Managed e Unmanaged: verdades, mentiras e opiniões
Por Rodrigo Strauss
Era uma vez
Idos do ano de 2001. Eu já estava acompanhando o movimento do mercado microsoftiano a algum tempo, e a novidade do último PDC era o NGWS (New Generation Windows Services). Logo depois, comparecendo às palestras da Microsoft brasileira, recebi os CDs com o beta 1 no NGWS, que agora se chamava .NET (apesar do nome NGWS ainda aparecer em vários lugares da documentação).
Achei bem interessante e comecei a brincar bastante com o C#, junto com um amigo meu. Inclusive, para toda novidade que eu descobria no WinForms ele tinha uma resposta padrão: isso é igualzinho ao Delphi. Só depois que eu fui saber que isso tinha um motivo para acontecer: Anders Hejlsberg, arquiteto do Delphi, do J++ e do C#. Como eu não entendia muita coisa de Delphi, isso não me dizia nada, e eu continuei estudando .NET.
Até que um belo dia, meu amigo disse que arrumou um emprego para trabalhar com C#, desenvolvendo software para mercado financeiro. Apesar da felicidade de ver meu amigo empregado, me pareceu muito estranho uma empresa desenvolver software em tecnologia beta 1. Pelo jeito o pessoal de marketing da Microsoft estava se esforçando bastante... E lá foi ele para desenvolver o módulo gráfico do software, todo em GDI+, com aquela velocidade e com aquele consumo de memória que só o framework beta 1 conseguia proporcionar. Nós, acostumados com C++, Visual Basic e Delphi, não conseguíamos nos conformar que um programa que desenhava simples gráficos de barra pudesse consumir 100 MBs de RAM em algumas situações.
Nessa época eu tinha minha própria empresa (lembra o boom da Internet?), mas como não íamos bem das pernas, meu sócio financeiro resolveu encerrar as atividades. Não tinha jeito, eu tinha que arrumar um emprego como programador. Detalhe que naquela época eu não conhecia a APINFO, nem sei se já existia. Foi aí que eu pedi pra esse meu amigo encaminhar meu curriculum na empresa onde ele trabalhava. E deu certo, fui contratado para desenvolver usando C# beta 1
Continuando
O .NET trouxe consigo uma avalanche de marketing da Microsoft em tamanho comparável somente com o lançamento do Windows 95 (lembra?). A festa foi gigantesca e a Microsoft dizia que daquele tempo em diante tudo seria .NET. Os servidores Microsoft (SQL, Exchange, etc) seriam .NET, a próxima versão do Windows para servidores seria o Windows.NET Server, as ferramentas de desenvolvimento seria todas .NET. Mas o que realmente era o .NET? Nem mesmo os funcionários da Microsoft sabiam direito. Vários relatos de funcionários da Microsoft que diziam não entender essa história de .NET foram publicados na Web.

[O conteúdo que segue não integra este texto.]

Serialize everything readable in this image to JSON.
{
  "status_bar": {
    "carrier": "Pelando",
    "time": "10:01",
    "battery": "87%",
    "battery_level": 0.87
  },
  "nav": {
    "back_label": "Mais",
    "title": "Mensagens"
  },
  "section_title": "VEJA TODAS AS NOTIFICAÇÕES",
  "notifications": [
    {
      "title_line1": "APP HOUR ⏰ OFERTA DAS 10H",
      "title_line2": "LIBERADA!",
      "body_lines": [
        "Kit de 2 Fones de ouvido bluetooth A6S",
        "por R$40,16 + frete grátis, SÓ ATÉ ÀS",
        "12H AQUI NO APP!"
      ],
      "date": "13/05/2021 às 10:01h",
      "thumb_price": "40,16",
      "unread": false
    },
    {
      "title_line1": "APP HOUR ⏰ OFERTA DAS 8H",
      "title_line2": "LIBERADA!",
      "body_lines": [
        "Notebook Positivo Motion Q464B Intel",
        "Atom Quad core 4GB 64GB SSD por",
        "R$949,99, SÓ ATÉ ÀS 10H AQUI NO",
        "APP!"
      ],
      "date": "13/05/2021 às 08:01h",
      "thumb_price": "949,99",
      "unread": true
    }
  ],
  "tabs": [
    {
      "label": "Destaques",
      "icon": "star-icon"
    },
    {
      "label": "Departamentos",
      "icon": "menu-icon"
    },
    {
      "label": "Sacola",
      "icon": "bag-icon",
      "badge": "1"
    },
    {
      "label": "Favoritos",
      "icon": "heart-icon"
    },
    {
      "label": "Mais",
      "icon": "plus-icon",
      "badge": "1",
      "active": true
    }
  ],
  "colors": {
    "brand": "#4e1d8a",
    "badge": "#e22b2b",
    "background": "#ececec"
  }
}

A confusão gerada foi tão grande, que a própria Microsoft acabou recuando mais tarde. Não existiu o SQL.NET, não foi lançado o Exchange.NET e o Windows.NET Server teve seu nome mudado, de última hora, para Windows 2003 Server.
E a conclusão foi...
A conclusão foi de que o .NET não passa de um ambiente gerenciado para execução e desenvolvimento de aplicações. Não cria nada de novo, não revoluciona coisa alguma. Algo que o Java fazia a tempos (tanto que o nome código do C# era JavaKiller), só que feito pelos programadores e arquitetos que só os bilhões da Microsoft conseguem pagar. Uma máquina virtual e uma biblioteca de classe, era isso.
Faz parte do projeto .NET melhorar a vida dos usuários e tornar os computadores mais seguros, mas ninguém viu isso até agora. Quando existirem aplicativos .NET disponíveis (hoje só existem bricadeiras e leitores de RSS), será muito mais confiável usar programas baixados na Internet, já que ele não teria permissão para alterar arquivos ou mesmo enviar informações para Internet. Os mecanismo de Browser Helper Objects (BHOs) do Internet Explorer não poderia ser usado para fazer spywares, caso os BHOs fossem desenvolvidos em .NET e rodassem em um AppDomain separado e com restrições de segurança.
Os primeiros passos nesse sentido já estão sendo dados pela Microsoft. O SQL Server 2005 (antes chamado de Yukon) trará a runtime do .NET embutida, o que possibilitará, entre outras coisas, escrever stored procedures em C# e VB.NET. No Windows Longhorn (próxima versão do Windows, esperada para 2006), a API principal será totalmente baseada em .NET. Assim, mais e mais aplicativos serão desenvolvidos em managed code, e os usuários começarão a ser beneficiados das vantagens do .NET.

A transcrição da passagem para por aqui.